The court acknowledged that, over time, a valid trademark may become the “victim of genericide,” giving as examples the marks “ASPIRIN,” “CELLOPHANE” and “THERMOS.” The court said that “[t]he question in any case alleging genericide is whether a trademark has taken the ‘fateful step’ along the path to genericness… The mere fact that the public sometimes uses a trademark as the name for a unique product does not immediately render the mark generic… Instead, a trademark only becomes generic when the ‘primary significance of the registered mark to the relevant public’ is as the name for a particular type of good or service irrespective of its source.”

The court said that it has often described the foregoing as the “who-are-you/what- are-you” test:

“If the relevant public primarily understands a mark as describing ‘who’ a particular good or service is, or where it comes from, then the mark is still valid.
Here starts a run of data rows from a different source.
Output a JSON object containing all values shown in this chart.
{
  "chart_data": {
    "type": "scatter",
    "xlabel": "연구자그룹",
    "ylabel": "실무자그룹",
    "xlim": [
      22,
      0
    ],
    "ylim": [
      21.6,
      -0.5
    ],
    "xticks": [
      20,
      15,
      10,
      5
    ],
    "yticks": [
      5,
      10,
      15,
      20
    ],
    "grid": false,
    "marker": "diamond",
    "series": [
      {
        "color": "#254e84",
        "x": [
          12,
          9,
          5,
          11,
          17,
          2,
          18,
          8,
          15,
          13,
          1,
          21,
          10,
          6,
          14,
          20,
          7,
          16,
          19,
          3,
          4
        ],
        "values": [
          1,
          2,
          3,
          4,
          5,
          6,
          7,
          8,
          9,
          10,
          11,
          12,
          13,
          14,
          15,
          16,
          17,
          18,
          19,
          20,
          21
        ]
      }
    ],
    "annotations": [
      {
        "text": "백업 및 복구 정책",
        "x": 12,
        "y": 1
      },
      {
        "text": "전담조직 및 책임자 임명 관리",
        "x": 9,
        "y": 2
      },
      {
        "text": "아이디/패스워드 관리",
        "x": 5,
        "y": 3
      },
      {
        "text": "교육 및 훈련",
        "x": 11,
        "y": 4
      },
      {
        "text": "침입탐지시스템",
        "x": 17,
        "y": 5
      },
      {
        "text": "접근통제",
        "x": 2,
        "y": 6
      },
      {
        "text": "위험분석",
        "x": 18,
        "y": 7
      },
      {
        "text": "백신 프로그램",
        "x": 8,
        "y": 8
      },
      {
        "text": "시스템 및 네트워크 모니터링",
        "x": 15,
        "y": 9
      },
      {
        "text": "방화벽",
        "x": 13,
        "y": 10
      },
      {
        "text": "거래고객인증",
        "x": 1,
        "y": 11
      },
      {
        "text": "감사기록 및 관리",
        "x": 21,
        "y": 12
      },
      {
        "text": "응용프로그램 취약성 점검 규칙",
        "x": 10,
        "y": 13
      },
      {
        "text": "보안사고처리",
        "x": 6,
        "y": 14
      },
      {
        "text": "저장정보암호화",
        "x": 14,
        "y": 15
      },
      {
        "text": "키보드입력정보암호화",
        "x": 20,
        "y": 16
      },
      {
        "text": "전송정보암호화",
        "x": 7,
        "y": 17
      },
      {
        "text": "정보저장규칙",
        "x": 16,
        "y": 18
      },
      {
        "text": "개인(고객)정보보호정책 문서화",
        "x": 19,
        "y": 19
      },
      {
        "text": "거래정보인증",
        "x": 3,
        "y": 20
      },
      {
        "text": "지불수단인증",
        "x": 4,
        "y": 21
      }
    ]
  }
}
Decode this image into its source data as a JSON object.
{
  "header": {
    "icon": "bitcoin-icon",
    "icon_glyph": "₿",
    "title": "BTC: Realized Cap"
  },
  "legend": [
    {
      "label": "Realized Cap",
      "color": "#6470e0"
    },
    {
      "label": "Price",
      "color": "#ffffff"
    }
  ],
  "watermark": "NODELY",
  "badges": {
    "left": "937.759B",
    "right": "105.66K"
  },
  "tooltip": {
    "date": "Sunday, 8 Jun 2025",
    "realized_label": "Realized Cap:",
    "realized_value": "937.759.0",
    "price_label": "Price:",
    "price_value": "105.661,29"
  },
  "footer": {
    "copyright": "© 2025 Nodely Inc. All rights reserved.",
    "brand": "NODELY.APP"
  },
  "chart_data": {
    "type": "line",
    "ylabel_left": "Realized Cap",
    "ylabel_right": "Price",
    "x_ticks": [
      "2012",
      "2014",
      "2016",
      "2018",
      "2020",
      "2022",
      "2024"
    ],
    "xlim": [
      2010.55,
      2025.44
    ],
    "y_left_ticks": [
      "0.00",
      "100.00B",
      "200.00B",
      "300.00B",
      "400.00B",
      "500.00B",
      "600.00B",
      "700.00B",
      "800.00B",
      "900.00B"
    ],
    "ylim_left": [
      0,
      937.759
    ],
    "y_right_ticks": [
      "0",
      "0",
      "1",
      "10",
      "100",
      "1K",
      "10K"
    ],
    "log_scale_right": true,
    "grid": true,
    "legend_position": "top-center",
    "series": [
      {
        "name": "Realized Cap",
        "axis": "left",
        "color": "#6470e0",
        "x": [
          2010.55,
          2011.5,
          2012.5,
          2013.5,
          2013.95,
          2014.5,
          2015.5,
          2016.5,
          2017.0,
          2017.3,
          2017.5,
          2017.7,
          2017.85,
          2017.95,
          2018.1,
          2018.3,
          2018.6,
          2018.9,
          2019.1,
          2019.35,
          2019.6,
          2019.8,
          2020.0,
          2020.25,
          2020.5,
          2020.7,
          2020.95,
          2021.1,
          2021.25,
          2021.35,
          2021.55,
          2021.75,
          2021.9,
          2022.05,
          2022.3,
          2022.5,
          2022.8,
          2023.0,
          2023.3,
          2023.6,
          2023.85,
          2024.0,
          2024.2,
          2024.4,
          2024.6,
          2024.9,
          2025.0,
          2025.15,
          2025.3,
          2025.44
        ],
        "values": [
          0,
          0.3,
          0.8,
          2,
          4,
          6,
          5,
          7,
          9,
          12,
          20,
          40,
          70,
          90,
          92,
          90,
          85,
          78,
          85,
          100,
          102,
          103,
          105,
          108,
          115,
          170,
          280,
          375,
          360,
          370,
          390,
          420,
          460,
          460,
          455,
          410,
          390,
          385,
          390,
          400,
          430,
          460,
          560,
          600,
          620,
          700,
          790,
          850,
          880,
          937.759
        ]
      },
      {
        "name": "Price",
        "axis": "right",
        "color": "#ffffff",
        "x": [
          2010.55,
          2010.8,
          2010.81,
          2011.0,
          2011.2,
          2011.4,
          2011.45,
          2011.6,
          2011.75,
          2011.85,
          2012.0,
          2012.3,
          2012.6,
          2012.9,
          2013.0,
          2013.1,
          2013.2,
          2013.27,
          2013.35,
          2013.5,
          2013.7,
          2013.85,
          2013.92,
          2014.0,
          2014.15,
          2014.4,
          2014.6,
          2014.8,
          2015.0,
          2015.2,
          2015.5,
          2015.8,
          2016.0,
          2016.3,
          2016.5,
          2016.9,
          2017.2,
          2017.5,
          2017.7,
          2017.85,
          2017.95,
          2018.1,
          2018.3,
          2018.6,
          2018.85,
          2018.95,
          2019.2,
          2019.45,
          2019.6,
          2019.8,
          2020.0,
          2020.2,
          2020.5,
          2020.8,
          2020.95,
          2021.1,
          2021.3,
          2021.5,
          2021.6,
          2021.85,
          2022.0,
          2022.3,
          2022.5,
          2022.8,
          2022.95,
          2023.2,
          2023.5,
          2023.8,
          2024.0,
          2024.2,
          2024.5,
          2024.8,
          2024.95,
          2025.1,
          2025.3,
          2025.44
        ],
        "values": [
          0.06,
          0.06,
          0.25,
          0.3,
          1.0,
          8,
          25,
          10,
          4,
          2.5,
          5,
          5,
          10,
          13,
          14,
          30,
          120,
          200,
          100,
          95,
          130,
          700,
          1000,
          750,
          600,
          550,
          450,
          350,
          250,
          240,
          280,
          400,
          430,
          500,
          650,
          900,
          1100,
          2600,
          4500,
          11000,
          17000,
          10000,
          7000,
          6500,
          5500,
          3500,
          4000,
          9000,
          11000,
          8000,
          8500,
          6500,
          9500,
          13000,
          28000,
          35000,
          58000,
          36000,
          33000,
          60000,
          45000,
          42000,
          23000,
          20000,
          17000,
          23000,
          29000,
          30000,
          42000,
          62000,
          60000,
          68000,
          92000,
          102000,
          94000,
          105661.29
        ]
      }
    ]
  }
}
But if the relevant public primarily understands a mark as describing ‘what’ the particular good or service is, then the mark has become generic. In sum, we ask whether ‘the primary significance of the term in the minds of the consuming public is [now] the product [and not] the producer.’”

The court found that Elliott’s argument that “GOOGLE” had become generic had two fundamental flaws. First, the court said that “a claim of genericide or genericness must be made with regard to a particular type of good or service.” Here, the court said that Elliott’s flaw was claiming the word “google” was generic for “the act” of searching the Internet, not for any specific good or service.

Furthermore, the court said that requiring a claim of genericide to relate to a particular good or service was “necessary to maintain the viability of arbitrary marks as a protectable trademark category.” Defining an “arbitrary mark” as “an existing word that is used to identify the source of a good with which the word otherwise has no logical connection,” the court said that “[i]f there were no requirement that a claim of genericide relate to a particular type of good, then a mark like IVORY, which is ‘arbitrary as applied to soap,’ could be cancelled outright because it is ‘generic when used to describe a product made from the tusks of elephants.’”

The court found that Elliott’s second flaw was the erroneous assumption that “verb use automatically constitutes generic use.” The court rejected Elliott’s argument that “a word can only be used in a trademark sense when it is used as an adjective,” stating that “[o]nce again, Elliott’s semantic argument contradicts fundamental principles underlying the protectability of trademarks.” The court explained:

“the district court aptly coined the terms ‘discriminate verb’ and ‘indiscriminate verb’ in order to evaluate Elliott’s proffered examples of verb use and determine whether they were also examples of generic use. Although novel, these terms properly frame the relevant inquiry as whether a speaker has a particular source in mind. We have already acknowledged that a customer might use the noun ‘coke’ in an indiscriminate sense, with no particular cola beverage in mind; or in a discriminate sense, with a Coca-Cola beverage in mind. In the same way, we now recognize that an internet user might use the verb ‘google’ in an indiscriminate sense, with no particular search engine in mind; or in a discriminate sense, with the Google search engine in mind.”

The court next addressed Elliott’s argument that, given the “sheer quantity of evidence” Elliott produced to support the genericide claim, the district court “impermissibly weighed the evidence” when it granted summary judgment in favor of Google. Here, the court found that the district court did not err because “Elliott’s admissible evidence is largely inapposite to the relevant inquiry under the primary significance test because Elliott ignores the fact that a claim of genericide must relate to a particular type of good or service.”